Babalú

Lá dentro tudo parecia rotineiro enquanto lá fora o vento trazia as quatro estações em um dia. No cômodo open-concept, Francesco ajustava detalhes do último projeto, e Marília concluía o teste para um novo trabalho de transcrição. Àquela hora da tarde o céu já tinha estado coberto por nuvens brancas e escuras algumas vezes. Já tinha chovido e deschovido. Até o sol já tinha dado as caras, ainda que não o bastante para secar a maquinada de roupas feita pela manhã. Apesar de acostumados com as inconstâncias do tempo, foram pegos de surpresa pelo som do trovão a interromper suas tarefas. O som vinha da parede do corredor de entrada, do interfone. A campainha gritou. Dois segundos depois, gritou também na vizinha, para logo voltar a gritar no corredor do casal. Eles sempre odiaram aquela campainha. E agora então, mais parecia que o prédio todo fosse uma grande orquestra a tocar o fundo musical de um thriller trash.

- Olá!? - respondeu Marília ao atender o interfone.

- Abre a porta! - ordenou uma voz masculina e estridente.

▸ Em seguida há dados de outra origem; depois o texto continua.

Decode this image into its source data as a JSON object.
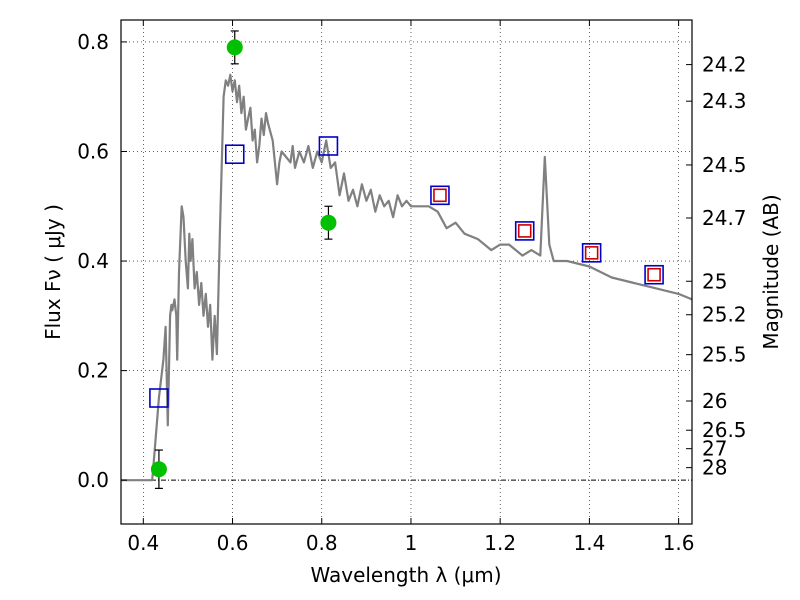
{
  "chart_data": {
    "type": "line",
    "title": "",
    "xlabel": "Wavelength  λ (μm)",
    "ylabel": "Flux  Fν  ( μJy )",
    "ylabel_right": "Magnitude (AB)",
    "xlim": [
      0.35,
      1.63
    ],
    "ylim": [
      -0.08,
      0.84
    ],
    "grid": true,
    "xticks": [
      0.4,
      0.6,
      0.8,
      1.0,
      1.2,
      1.4,
      1.6
    ],
    "xtick_labels": [
      "0.4",
      "0.6",
      "0.8",
      "1",
      "1.2",
      "1.4",
      "1.6"
    ],
    "yticks": [
      0.0,
      0.2,
      0.4,
      0.6,
      0.8
    ],
    "ytick_labels": [
      "0.0",
      "0.2",
      "0.4",
      "0.6",
      "0.8"
    ],
    "right_ticks": [
      {
        "label": "24.2",
        "flux": 0.7586
      },
      {
        "label": "24.3",
        "flux": 0.6918
      },
      {
        "label": "24.5",
        "flux": 0.5754
      },
      {
        "label": "24.7",
        "flux": 0.4786
      },
      {
        "label": "25",
        "flux": 0.3631
      },
      {
        "label": "25.2",
        "flux": 0.302
      },
      {
        "label": "25.5",
        "flux": 0.2291
      },
      {
        "label": "26",
        "flux": 0.1445
      },
      {
        "label": "26.5",
        "flux": 0.0912
      },
      {
        "label": "27",
        "flux": 0.0575
      },
      {
        "label": "28",
        "flux": 0.0229
      }
    ],
    "series": [
      {
        "name": "SED model",
        "kind": "line",
        "color": "#808080",
        "x": [
          0.35,
          0.42,
          0.425,
          0.435,
          0.445,
          0.45,
          0.455,
          0.46,
          0.463,
          0.465,
          0.47,
          0.474,
          0.476,
          0.48,
          0.486,
          0.49,
          0.495,
          0.5,
          0.503,
          0.506,
          0.51,
          0.515,
          0.52,
          0.525,
          0.53,
          0.535,
          0.54,
          0.545,
          0.55,
          0.555,
          0.56,
          0.565,
          0.572,
          0.58,
          0.585,
          0.59,
          0.595,
          0.6,
          0.605,
          0.61,
          0.615,
          0.62,
          0.625,
          0.63,
          0.635,
          0.64,
          0.645,
          0.65,
          0.655,
          0.66,
          0.665,
          0.67,
          0.675,
          0.68,
          0.69,
          0.7,
          0.705,
          0.71,
          0.72,
          0.73,
          0.735,
          0.74,
          0.75,
          0.76,
          0.77,
          0.78,
          0.79,
          0.8,
          0.81,
          0.82,
          0.83,
          0.84,
          0.85,
          0.86,
          0.87,
          0.88,
          0.89,
          0.9,
          0.91,
          0.92,
          0.93,
          0.94,
          0.95,
          0.96,
          0.97,
          0.98,
          0.99,
          1.0,
          1.02,
          1.04,
          1.06,
          1.08,
          1.1,
          1.12,
          1.15,
          1.18,
          1.2,
          1.22,
          1.25,
          1.27,
          1.29,
          1.3,
          1.31,
          1.32,
          1.35,
          1.4,
          1.45,
          1.5,
          1.55,
          1.6,
          1.63
        ],
        "y": [
          0.0,
          0.0,
          0.05,
          0.15,
          0.22,
          0.28,
          0.1,
          0.3,
          0.32,
          0.31,
          0.33,
          0.3,
          0.22,
          0.38,
          0.5,
          0.48,
          0.4,
          0.35,
          0.45,
          0.4,
          0.44,
          0.35,
          0.38,
          0.32,
          0.36,
          0.3,
          0.34,
          0.28,
          0.32,
          0.22,
          0.3,
          0.23,
          0.46,
          0.7,
          0.73,
          0.72,
          0.74,
          0.71,
          0.73,
          0.69,
          0.72,
          0.67,
          0.7,
          0.64,
          0.66,
          0.68,
          0.62,
          0.64,
          0.58,
          0.61,
          0.66,
          0.63,
          0.67,
          0.65,
          0.62,
          0.54,
          0.58,
          0.6,
          0.59,
          0.58,
          0.61,
          0.57,
          0.6,
          0.58,
          0.61,
          0.57,
          0.6,
          0.58,
          0.62,
          0.57,
          0.58,
          0.52,
          0.56,
          0.51,
          0.53,
          0.5,
          0.54,
          0.51,
          0.53,
          0.49,
          0.52,
          0.5,
          0.51,
          0.48,
          0.52,
          0.5,
          0.51,
          0.5,
          0.5,
          0.5,
          0.49,
          0.46,
          0.47,
          0.45,
          0.44,
          0.42,
          0.43,
          0.43,
          0.41,
          0.42,
          0.41,
          0.59,
          0.43,
          0.4,
          0.4,
          0.39,
          0.37,
          0.36,
          0.35,
          0.34,
          0.33
        ]
      },
      {
        "name": "Photometry (green)",
        "kind": "scatter",
        "color": "#00c000",
        "x": [
          0.435,
          0.605,
          0.815
        ],
        "y": [
          0.02,
          0.79,
          0.47
        ],
        "yerr": [
          0.035,
          0.03,
          0.03
        ]
      },
      {
        "name": "Model photometry (blue squares)",
        "kind": "square",
        "color": "#0000cc",
        "x": [
          0.435,
          0.605,
          0.815,
          1.065,
          1.255,
          1.405,
          1.545
        ],
        "y": [
          0.15,
          0.595,
          0.61,
          0.52,
          0.455,
          0.415,
          0.375
        ]
      },
      {
        "name": "Model photometry (red squares)",
        "kind": "square",
        "color": "#cc0000",
        "x": [
          1.065,
          1.255,
          1.405,
          1.545
        ],
        "y": [
          0.52,
          0.455,
          0.415,
          0.375
        ]
      }
    ]
  }
}
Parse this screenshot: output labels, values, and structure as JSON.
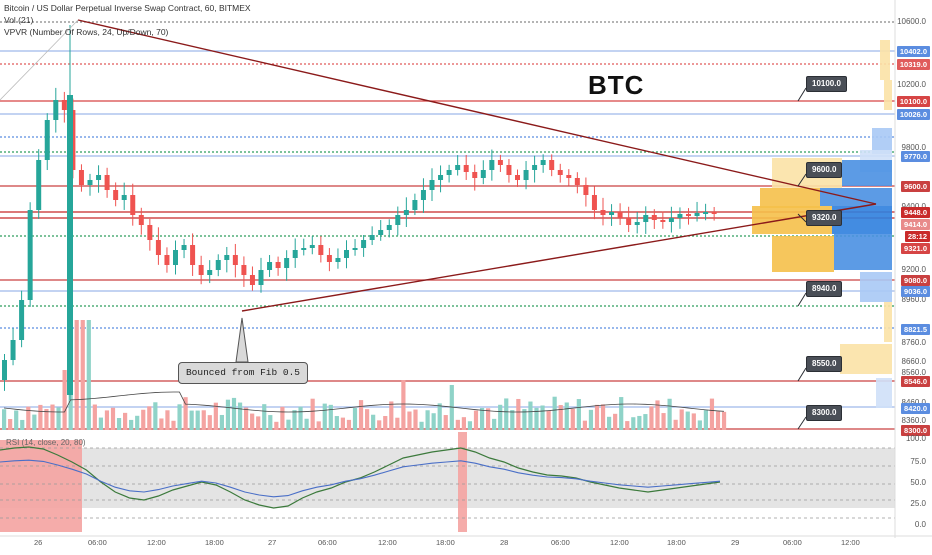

- Quem é? - Marília continuou, já sabendo que não abriria em hipótese nenhuma. Não depois da gélida adrenalina que a voz tinha provocado.

- É Babalú, né!! - ainda mais alto.

Marília colocou o interfone de volta lentamente em uma tentativa de evitar qualquer gesto agressivo que encorajasse o visitante a derrubar a porta de entrada do prédio. Francesco assistiu a tudo vendo a tensão se manifestar na contração dos músculos faciais da parceira. E antes mesmo que perguntasse, ouviu atentamente enquanto Marília repetia o diálogo que acabara de ter com Babalú. Estavam com medo. Os dois. Marília só conseguia chegar a conclusão de que a insanidade daquela voz buscava muito mais do furto predial. O que queria Babalú? Francesco, por sua vez, já estava pensando em um plano de fuga pela janela dos fundos, mesmo que pular do primeiro andar trouxesse um ou dois ossos quebrados.

Enquanto isso a interrogação sobre a identidade de Babalú crescia. Para Marília, Babalú era na verdade 'Babaloo', o chiclete que amava quando criança, aquele recheado com o suquinho de aromatizantes e xarope de glicose. Para Francesco, que não tinha nascido e crescido no Brasil, Babalú não era nada até aquele momento. Portanto, abriu o browser, usou a janela que continha atualizações sobre a pandemia do COVID19 e, apagando o link na barra de endereço, escreveu 'Babalú'. Wikipedia. Leu em silêncio. Interrompeu os pensamentos de Marília e mostrou o que estava na tela:

"Babalú-Ayé, (também Omolu, Obaluaye ou Obaluaê) é um orixá fortemente associado a doenças infecciosas e curas na religião iorubá, incluindo o corpo, riqueza e posses físicas. Na África Ocidental, ele foi fortemente associado a epidemias de varíola, hanseníase, gripe, ebola e HIV / AIDS. Embora fortemente associado a doenças e enfermidades, Babalú-Ayé também é o espírito que cura essas doenças ".